The White House is making changes to which outlets are included in the press pool covering President Trump, and doing away with the spot normally reserved for wire services covering his daily activities.
A source in the West Wing confirmed the changes to The Hill on Tuesday evening and said moving forward, the press pool will made up of the following group: One print journalist who will serve as the “print pooler,” each day, one additional print journalist, a crew from one of the major television networks, a crew from a secondary television network or streaming service, one radio journalist, one “new media” or independent journalist and four photojournalists.
The White House official said eligible outlets will be chosen for the pool on a rotating basis and White House Press Secretary Karoline Leavitt will retain day-to-day discretion to determine composition of the pool.

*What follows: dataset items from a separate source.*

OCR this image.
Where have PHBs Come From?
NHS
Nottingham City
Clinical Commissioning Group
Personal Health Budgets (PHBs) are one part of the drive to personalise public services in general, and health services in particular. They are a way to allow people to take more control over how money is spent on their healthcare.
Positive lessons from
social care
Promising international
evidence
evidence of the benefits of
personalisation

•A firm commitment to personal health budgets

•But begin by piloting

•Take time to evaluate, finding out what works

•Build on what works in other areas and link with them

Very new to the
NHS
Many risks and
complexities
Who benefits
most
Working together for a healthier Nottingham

Wire-based outlets will be eligible for selection as part of the pool’s daily print-journalist rotation as part of the shakeup, but will no longer have a permanent slot in the group.
The official said outlets will be eligible for participation in the pool, “irrespective of the substantive viewpoint expressed by an outlet.”
The press pool had traditionally been determined by the White House Correspondents Association, a responsibility Trump’s West Wing took over earlier this spring.
The changes come just days after a federal judge ordered the Trump administration to restore The Associated Press’s access to key White House spaces after it banned AP reporters over the outlet’s refusal to use “Gulf of America” in its widely-cited stylebook.
The AP was not included in Monday or Tuesday’s press pool, the first day the judge’s order went into effect.